ASDF (Another System Definition Facility) is a package format and a build tool for Common Lisp libraries. It is analogous to tools such as Make and Ant.

==History==
ASDF was originally designed and written in 2001-2002 as a successor for a previous program, mk-defsystem, taking advantage of Common Lisp features such as CLOS and pathname support. It has since expanded to become the default build tool for Common Lisp programs. It is now used as the basis for Common Lisp library build systems, and dependency managers, such as Quicklisp, cl-build, and Debian's Common Lisp Controller. (Note: ASDF-Install is obsolete.)
Most maintained, open-source Common Lisp libraries are buildable and installable through ASDF.

==Uses==
Installing and building open-source systems defined with ASDF is now a relatively easy thanks to Quicklisp. In cases where the user is forced to install ASDF libraries by hand, as may still happen, the user will be forced to first download and unpack the library in a location recognized by the user's source-registry, which has sensible defaults (at least on Unix) and can otherwise be configured.

Creating and defining systems installable though ASDF is done through the creation and placement of one or more system definition (.asd) files at the root of a directory containing the files that make up the system.

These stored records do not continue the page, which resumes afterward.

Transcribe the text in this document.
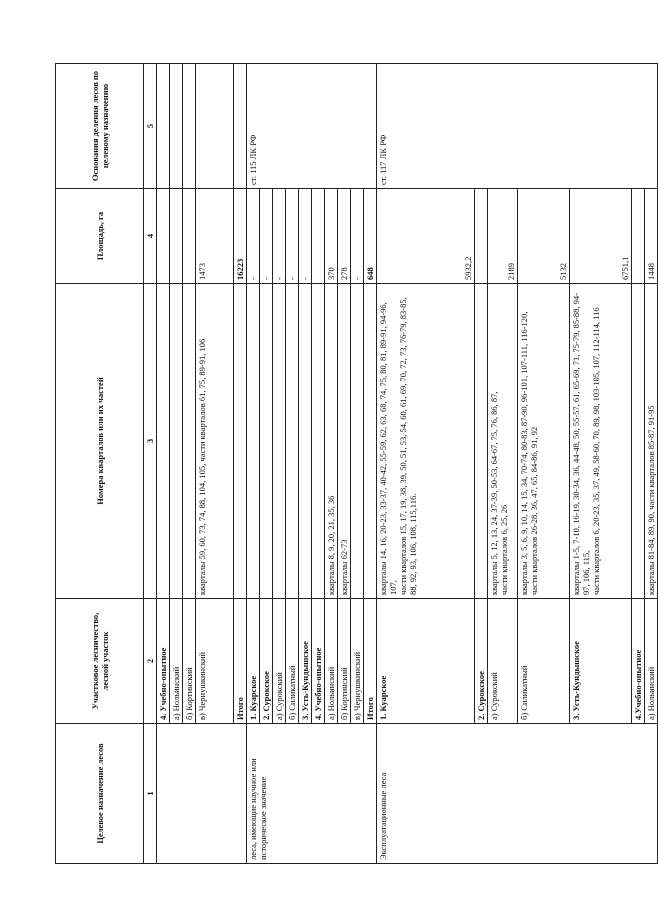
Целевое назначение лесов	Участковое лесничество, лесной участок	Номера кварталов или их частей	Площадь, га	Основания деления лесов по целевому назначению
1	2	3	4	5
	4. Учебно-опытное			
	а) Нольинский			
	б) Кортинский			
	в) Чернушкинский	кварталы 59, 60, 73, 74, 88, 104, 105, части кварталов 61, 75, 89-91, 106	1473	
	Итого		16223	
леса, имеющие научное или историческое значение	1. Куарское		-	ст. 115 ЛК РФ
	2. Сурокское		-	
	а) Сурокский		-	
	б) Силикатный		-	
	3. Усть-Кундышское		-	
	4. Учебно-опытное			
	а) Нольинский	кварталы 8, 9, 20, 21, 35, 36	370	
	б) Кортинский	кварталы 62-73	278	
	в) Чернушкинский		-	
	Итого		648	
Эксплуатационные леса	1. Куарское	кварталы 14, 16, 20-23, 33-37, 40-42, 55-59, 62, 63, 68, 74, 75, 80, 81, 89-91, 94-96, 107,
части кварталов 15, 17, 19, 38, 39, 50, 51, 53, 54, 60, 61, 69, 70, 72, 73, 76-79, 83-85, 88, 92, 93, 106, 108, 115,116.	5932,2	ст. 117 ЛК РФ
	2. Сурокское			
	а) Сурокский	кварталы 5, 12, 13, 24, 37-39, 50-53, 64-67, 75, 76, 86, 87,
части кварталов 6, 25, 26	2189	
	б) Силикатный	кварталы 3, 5, 6, 9, 10, 14, 15, 34, 70-74, 80-83, 87-90, 96-101, 107-111, 116-120,
части кварталов 26-28, 36, 47, 65, 84-86, 91, 92	5132	
	3. Усть-Кундышское	кварталы 1-5, 7-10, 16-19, 30-34, 36, 44-48, 50, 55-57, 61, 65-69, 71, 75-79, 85-88, 94-97, 106, 115,
части кварталов 6, 20-23, 35, 37, 49, 58-60, 70, 89, 98, 103-105, 107, 112-114, 116	6751,1	
	4.Учебно-опытное			
	а) Нольинский	кварталы 81-84, 89, 90, части кварталов 85-87, 91-95	1448	
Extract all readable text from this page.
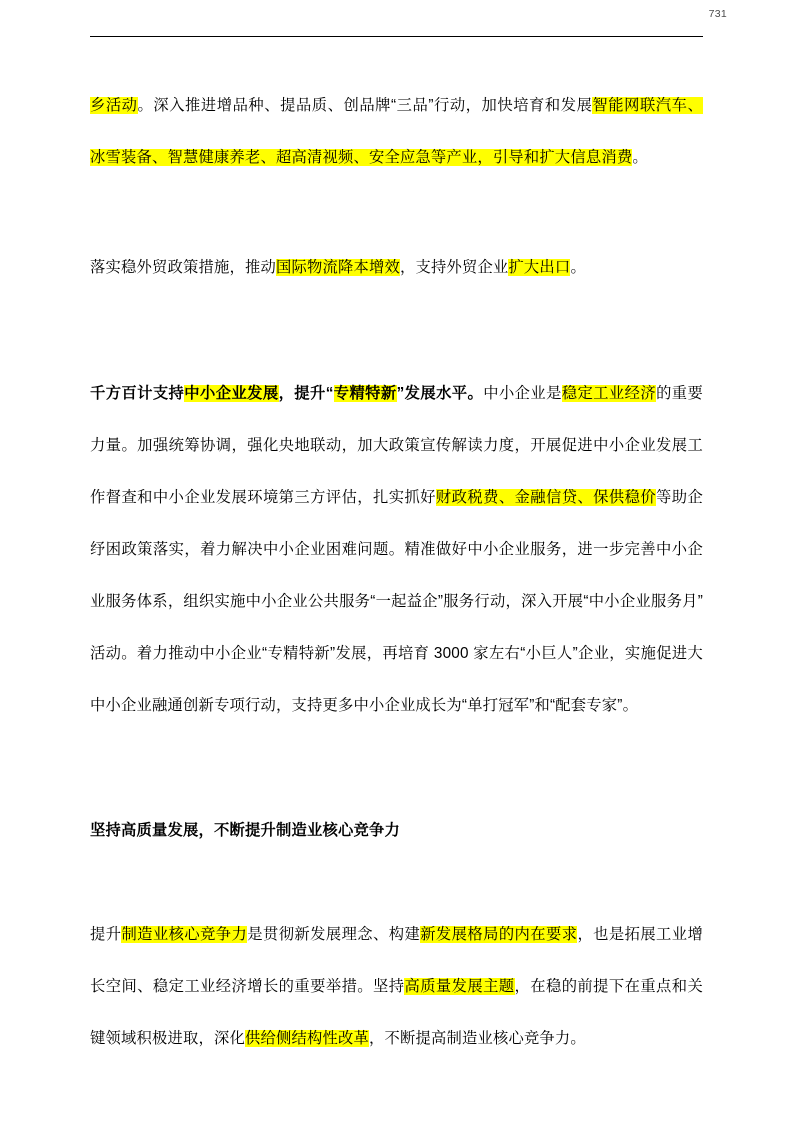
731

乡活动。深入推进增品种、提品质、创品牌“三品”行动，加快培育和发展智能网联汽车、冰雪装备、智慧健康养老、超高清视频、安全应急等产业，引导和扩大信息消费。

落实稳外贸政策措施，推动国际物流降本增效，支持外贸企业扩大出口。

千方百计支持中小企业发展，提升“专精特新”发展水平。中小企业是稳定工业经济的重要力量。加强统筹协调，强化央地联动，加大政策宣传解读力度，开展促进中小企业发展工作督查和中小企业发展环境第三方评估，扎实抓好财政税费、金融信贷、保供稳价等助企纾困政策落实，着力解决中小企业困难问题。精准做好中小企业服务，进一步完善中小企业服务体系，组织实施中小企业公共服务“一起益企”服务行动，深入开展“中小企业服务月”活动。着力推动中小企业“专精特新”发展，再培育 3000 家左右“小巨人”企业，实施促进大中小企业融通创新专项行动，支持更多中小企业成长为“单打冠军”和“配套专家”。

坚持高质量发展，不断提升制造业核心竞争力

提升制造业核心竞争力是贯彻新发展理念、构建新发展格局的内在要求，也是拓展工业增长空间、稳定工业经济增长的重要举措。坚持高质量发展主题，在稳的前提下在重点和关键领域积极进取，深化供给侧结构性改革，不断提高制造业核心竞争力。
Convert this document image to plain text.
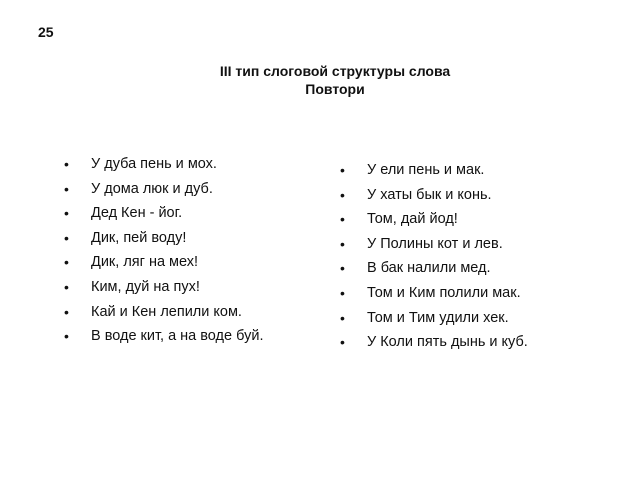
25
III тип слоговой структуры слова
Повтори
• У дуба пень и мох.
• У дома люк и дуб.
• Дед Кен - йог.
• Дик, пей воду!
• Дик, ляг на мех!
• Ким, дуй на пух!
• Кай и Кен лепили ком.
• В воде кит, а на воде буй.
• У ели пень и мак.
• У хаты бык и конь.
• Том, дай йод!
• У Полины кот и лев.
• В бак налили мед.
• Том и Ким полили мак.
• Том и Тим удили хек.
• У Коли пять дынь и куб.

The system definition file must contain at least one call to defsystem, a lisp form in which are defined all of the components and dependencies of the system. ASDF is capable of automatically compiling and loading lisp source code, as well as automatically building and linking C programming language (also known as C source code). It contains hooks to allow for definitions of alternate compilers and complex treatment of custom components.